“And it always will have.” By that, they meant that the country would probably never get it together to realize its full potential.
That’s how I’ve always seen mass transit in Michigan. Everybody thinks we need it. Everybody thinks other people should ride it, and nobody wants to spend any money to build it.
The problem, of course, was that this has always been the automobile state. Mass transit was for cleaning ladies. Two years ago, this seemed about to change.
State Representative Marie Donigan of Royal Oak, mass transit’s biggest booster in the legislature, was convinced things were going to move. There was federal money for a demonstration project, light rail between Detroit and Ann Arbor.
There was federal start-up money for light rail along Woodward, along with growing awareness that fossil fuel would run out some day.

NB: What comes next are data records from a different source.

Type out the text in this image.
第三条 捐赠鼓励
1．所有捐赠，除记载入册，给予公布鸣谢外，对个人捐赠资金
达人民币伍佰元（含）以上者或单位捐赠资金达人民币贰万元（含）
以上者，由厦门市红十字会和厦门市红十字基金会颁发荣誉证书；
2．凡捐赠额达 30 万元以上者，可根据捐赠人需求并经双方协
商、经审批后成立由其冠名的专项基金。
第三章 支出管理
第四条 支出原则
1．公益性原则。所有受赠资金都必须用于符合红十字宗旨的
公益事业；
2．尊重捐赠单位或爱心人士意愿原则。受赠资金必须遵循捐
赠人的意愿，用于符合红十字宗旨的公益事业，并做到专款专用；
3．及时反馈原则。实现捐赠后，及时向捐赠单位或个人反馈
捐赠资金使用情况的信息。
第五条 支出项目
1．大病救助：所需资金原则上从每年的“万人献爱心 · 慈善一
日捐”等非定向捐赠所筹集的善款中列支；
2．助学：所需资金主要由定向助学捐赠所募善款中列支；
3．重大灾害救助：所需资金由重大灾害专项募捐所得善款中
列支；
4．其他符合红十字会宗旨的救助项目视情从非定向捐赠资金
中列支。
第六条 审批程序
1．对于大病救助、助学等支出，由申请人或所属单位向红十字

Well, guess what. Nothing happened.
To make something happen would require money, and political will, and we are very short on both those commodities right now.
Donigan, who has to be gravely disappointed, is now in her last few months in office, thanks to term limits. She won’t be there to see the progress she hoped for. Now, things may even go backward.
In a final attempt to open a door to the future, she has introduced bills to establish a Metropolitan Detroit Regional Transportation Authority. Approval of something like this is essential; failure could jeopardize further federal aid. Plus, the only mass transit the region now has is in jeopardy. The city of Detroit is subsidizing its imperfect bus system to the tune of $80 million a year.
But the cash-strapped city is flirting with insolvency, and won’t be able to do that much longer. Meanwhile, the suburban SMART bus system is also running into problems.
Communities there are cash-strapped too, and some are voting, or threatening to vote, to pull out. What’s been needed for a long time is one regional bus system, so that those without cars, mainly in Detroit, can get to jobs that exist, mainly in the suburbs. To make this happen, a regional authority is needed. Donigan’s bills provide for one.
She would set up a five-member board, with representatives appointed by Wayne, Oakland and Macomb Counties, Detroit’s mayor and the governor. That makes a lot of sense.
There may be some tweaking necessary; requiring any proposed major projects to be submitted to a vote of the people, say, or requiring unanimous or super-majority consent from the board.
But what is important that we have a balanced system that has the power to make things happen. Getting this done this year would seem almost impossible. The legislature hasn’t resolved either the budget or the Detroit River bridge issues.
The members want to get home to campaign. The House and Senate have difficulty agreeing on anything. Yet if they don’t make this happen this year, it will be a disaster.
The entire leadership will be out of office next year, and the new legislators would have to start over learning the issues from scratch. We elect our representatives to act in the people’s interest and pay them reasonably well to do so.
The time to act on this really is now.